As the holiday season departs us and we embark on the new year, I cannot help but share my displeasure for a certain month. A month as terrible as my second trimester report card. A month as boring as my love life. A month as pointless as Groundhogs Day. Oh no! I gave it away! It’s the dreaded February. You may be calling me crazy. You may not believe a word I say. But mark my words. I will prove you all wrong. I have prepared yet another list. I promise that it will give this month no love. Ha! Get it? Love? Valentines Day? Anyone? Wow…tough crowd. Well, here’s the darn list.
1. Its spelling makes no sense
It’s spelled “FeBRUary” yet everyone says “FeBUary.” And I totally understand why. It is so much easier just to say “Bu,” but of course it has to complicate everyone’s lives. We Americans do not like to say words that are hard to say, so let’s get it right. Bru is for coffee not for the names of months (I know it’s spelled “brew”, leave me alone). It’s more like “FebBOOary,” am I right?

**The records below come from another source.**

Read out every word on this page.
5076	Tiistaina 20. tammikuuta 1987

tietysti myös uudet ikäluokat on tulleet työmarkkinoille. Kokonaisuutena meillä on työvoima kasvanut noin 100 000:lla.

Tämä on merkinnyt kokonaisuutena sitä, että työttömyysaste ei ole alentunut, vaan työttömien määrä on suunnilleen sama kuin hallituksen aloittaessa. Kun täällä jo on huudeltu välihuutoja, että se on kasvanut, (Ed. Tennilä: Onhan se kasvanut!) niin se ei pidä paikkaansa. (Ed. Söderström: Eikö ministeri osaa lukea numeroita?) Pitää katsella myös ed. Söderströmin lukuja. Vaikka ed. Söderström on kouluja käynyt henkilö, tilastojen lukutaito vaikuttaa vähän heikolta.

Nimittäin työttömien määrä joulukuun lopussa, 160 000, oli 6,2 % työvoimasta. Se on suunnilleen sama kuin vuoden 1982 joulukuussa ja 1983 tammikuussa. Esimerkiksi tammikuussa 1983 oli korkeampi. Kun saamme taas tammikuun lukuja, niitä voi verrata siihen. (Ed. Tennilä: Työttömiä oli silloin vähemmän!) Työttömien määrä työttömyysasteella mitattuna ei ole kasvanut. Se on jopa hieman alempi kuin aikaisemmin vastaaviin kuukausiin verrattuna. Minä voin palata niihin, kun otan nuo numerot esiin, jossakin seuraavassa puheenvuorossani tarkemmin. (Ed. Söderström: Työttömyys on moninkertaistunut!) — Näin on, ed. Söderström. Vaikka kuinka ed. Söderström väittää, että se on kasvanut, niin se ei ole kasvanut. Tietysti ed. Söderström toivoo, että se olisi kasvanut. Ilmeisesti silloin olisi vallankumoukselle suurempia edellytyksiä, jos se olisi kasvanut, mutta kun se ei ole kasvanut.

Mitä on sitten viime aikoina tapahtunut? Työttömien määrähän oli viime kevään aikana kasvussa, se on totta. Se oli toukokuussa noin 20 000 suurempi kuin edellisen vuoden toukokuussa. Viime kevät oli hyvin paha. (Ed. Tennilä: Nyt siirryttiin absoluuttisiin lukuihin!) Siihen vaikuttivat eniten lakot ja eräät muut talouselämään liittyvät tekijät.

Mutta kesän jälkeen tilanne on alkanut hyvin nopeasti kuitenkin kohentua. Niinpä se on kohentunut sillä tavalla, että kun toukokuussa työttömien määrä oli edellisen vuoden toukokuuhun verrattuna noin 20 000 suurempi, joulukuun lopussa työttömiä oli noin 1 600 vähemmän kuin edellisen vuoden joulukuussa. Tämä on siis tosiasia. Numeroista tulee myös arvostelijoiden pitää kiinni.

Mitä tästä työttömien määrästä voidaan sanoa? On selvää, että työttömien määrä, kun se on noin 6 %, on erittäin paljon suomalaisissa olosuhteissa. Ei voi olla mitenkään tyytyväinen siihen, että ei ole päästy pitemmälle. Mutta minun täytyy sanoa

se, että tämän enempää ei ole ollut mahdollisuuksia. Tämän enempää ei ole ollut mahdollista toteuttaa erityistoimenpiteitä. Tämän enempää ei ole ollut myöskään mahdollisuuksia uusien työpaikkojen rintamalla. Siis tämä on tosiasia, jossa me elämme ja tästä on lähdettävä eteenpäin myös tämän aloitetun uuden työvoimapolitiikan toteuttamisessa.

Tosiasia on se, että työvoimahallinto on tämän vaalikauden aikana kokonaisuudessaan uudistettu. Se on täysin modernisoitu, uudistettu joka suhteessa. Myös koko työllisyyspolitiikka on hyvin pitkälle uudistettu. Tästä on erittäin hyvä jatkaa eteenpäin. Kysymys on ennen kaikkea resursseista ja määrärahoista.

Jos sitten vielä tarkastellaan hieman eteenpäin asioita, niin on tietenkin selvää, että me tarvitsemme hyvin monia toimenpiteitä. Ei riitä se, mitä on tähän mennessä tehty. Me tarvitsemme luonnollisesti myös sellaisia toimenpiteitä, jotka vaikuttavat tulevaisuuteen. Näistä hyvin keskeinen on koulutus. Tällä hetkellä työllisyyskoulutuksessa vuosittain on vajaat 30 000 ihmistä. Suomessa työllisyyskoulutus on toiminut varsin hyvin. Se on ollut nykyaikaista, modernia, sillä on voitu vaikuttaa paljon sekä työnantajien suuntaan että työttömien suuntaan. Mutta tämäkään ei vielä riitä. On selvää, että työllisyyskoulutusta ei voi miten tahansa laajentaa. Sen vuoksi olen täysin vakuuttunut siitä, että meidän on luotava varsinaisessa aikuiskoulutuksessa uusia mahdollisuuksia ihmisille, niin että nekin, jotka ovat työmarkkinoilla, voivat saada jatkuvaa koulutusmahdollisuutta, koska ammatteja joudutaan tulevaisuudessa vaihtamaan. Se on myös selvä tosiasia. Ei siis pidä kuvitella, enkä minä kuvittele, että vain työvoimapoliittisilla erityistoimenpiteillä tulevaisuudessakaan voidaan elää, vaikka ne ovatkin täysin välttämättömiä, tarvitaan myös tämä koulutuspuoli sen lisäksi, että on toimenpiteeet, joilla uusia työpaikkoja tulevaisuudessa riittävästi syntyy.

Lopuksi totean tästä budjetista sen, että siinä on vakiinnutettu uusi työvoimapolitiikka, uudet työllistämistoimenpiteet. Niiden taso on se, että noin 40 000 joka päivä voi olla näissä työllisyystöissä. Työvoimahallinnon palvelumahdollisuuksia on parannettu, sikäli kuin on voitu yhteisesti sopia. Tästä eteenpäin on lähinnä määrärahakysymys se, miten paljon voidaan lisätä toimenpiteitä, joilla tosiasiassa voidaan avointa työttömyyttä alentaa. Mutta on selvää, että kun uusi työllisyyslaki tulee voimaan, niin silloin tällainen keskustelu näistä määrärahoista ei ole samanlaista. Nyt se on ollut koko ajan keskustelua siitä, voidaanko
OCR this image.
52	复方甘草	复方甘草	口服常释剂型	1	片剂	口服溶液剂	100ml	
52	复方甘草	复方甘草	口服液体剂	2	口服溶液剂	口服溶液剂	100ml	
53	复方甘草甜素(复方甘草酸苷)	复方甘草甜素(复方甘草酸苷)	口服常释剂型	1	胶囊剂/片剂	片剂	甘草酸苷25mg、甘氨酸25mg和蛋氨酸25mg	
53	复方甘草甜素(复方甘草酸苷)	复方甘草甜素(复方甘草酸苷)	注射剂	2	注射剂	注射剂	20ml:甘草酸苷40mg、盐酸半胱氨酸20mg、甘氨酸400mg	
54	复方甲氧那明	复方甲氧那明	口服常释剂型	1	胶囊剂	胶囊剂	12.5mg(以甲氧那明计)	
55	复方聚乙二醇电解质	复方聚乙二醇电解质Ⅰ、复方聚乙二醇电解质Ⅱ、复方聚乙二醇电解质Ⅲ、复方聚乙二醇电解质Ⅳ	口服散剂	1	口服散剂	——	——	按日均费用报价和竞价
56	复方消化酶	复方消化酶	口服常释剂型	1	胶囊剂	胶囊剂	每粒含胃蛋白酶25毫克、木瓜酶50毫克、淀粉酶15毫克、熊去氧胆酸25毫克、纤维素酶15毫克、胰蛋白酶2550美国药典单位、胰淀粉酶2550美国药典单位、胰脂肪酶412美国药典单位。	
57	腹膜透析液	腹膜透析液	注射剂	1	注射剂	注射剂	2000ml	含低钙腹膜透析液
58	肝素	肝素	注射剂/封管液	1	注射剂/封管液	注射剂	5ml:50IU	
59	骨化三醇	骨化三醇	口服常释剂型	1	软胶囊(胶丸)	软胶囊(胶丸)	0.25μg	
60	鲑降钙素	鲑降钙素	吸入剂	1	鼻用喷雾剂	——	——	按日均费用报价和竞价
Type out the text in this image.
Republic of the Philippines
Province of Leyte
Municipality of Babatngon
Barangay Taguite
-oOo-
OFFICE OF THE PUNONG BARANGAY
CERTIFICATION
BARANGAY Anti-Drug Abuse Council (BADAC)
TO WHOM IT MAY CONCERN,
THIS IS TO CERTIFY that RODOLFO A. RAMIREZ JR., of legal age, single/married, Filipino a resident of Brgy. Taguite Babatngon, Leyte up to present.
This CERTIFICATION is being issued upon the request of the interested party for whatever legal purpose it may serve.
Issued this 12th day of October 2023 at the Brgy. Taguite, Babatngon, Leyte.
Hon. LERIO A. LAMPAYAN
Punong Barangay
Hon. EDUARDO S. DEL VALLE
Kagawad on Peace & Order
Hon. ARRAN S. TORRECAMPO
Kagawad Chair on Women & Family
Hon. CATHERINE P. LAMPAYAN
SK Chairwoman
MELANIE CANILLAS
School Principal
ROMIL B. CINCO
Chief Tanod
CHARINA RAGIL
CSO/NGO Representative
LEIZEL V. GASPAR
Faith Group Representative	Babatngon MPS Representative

2. It is home to the worst holiday known to man
While no one can rock the color red like your boy, Valentines has to be the absolute most horrendous holiday in the history of the universe. It just makes people feel bad for being single. Many single guys like myself (hello ladies) have to go through the day receiving no Valentines from anyone, while those hot shot boyfriends get all the glory. The only gift we get is the excessive chocolates from our moms (love you mommy). So while the men in relationship get love, we get fat. Sounds like discrimination at its finest. Move over Christmas, there’s a new jerk in town.

3. It ends America’s favorite sport
How dare it boast about hosting the Super Bowl. I do have to admit that the actual game is quite spectacular and who doesn’t love a great party. You February supporters better not flatter yourselves with this one positive comment. However, you end the most popular sport in America. Everyone was having an awesome time enjoying the NFL playoffs and February comes along and ruins it. Once the NFL season ends, we progress through a very boring month of sports. The NBA season has been going on forever and has lost its excitement. Plus its highly noncompetitive all-star game occurs in the month (wow congrats).Wake me up when the Warriors win the championship again. In the college basketball world it’s not march so no one gives a damn. There’s no regular season MLB games. Do not get me started on NHL. It’s Florida. We do not care about anything related to ice. Go back to Canada.
4. It’s selfishly shorter than the rest of the months
Hey February, in the United States of America we make our months 30-31 days. Why do you have be 28 days long? And you’re not even consistent with it. What is with all this leap year stuff? Are you insecure about your identity? Do you go through aggressive mood swings? Are you emotionally scarred from knowing you’d eventually be the birth month of Stormi Jenner? What’s the deal?! Think about the poor people who have birthdays on your 29th day. Innocent people are dying young because of you. I hope you are happy.
Folks, I come to you with great news. We are almost free from this dreaded month of doom. For those of you that can not bare to live another day, I’m here to help. Just call 453-583-9573 (I made that number up so there’s a good chance it won’t help you). Or you can do what I do. Sit in a corner and cry until it’s over and then write a killer Brainwash article about how much you hate it (© oh no… my bad guys… I have no clue how that got there). Whatever you do I really do not care. Okay I’m done talking now! Please leave!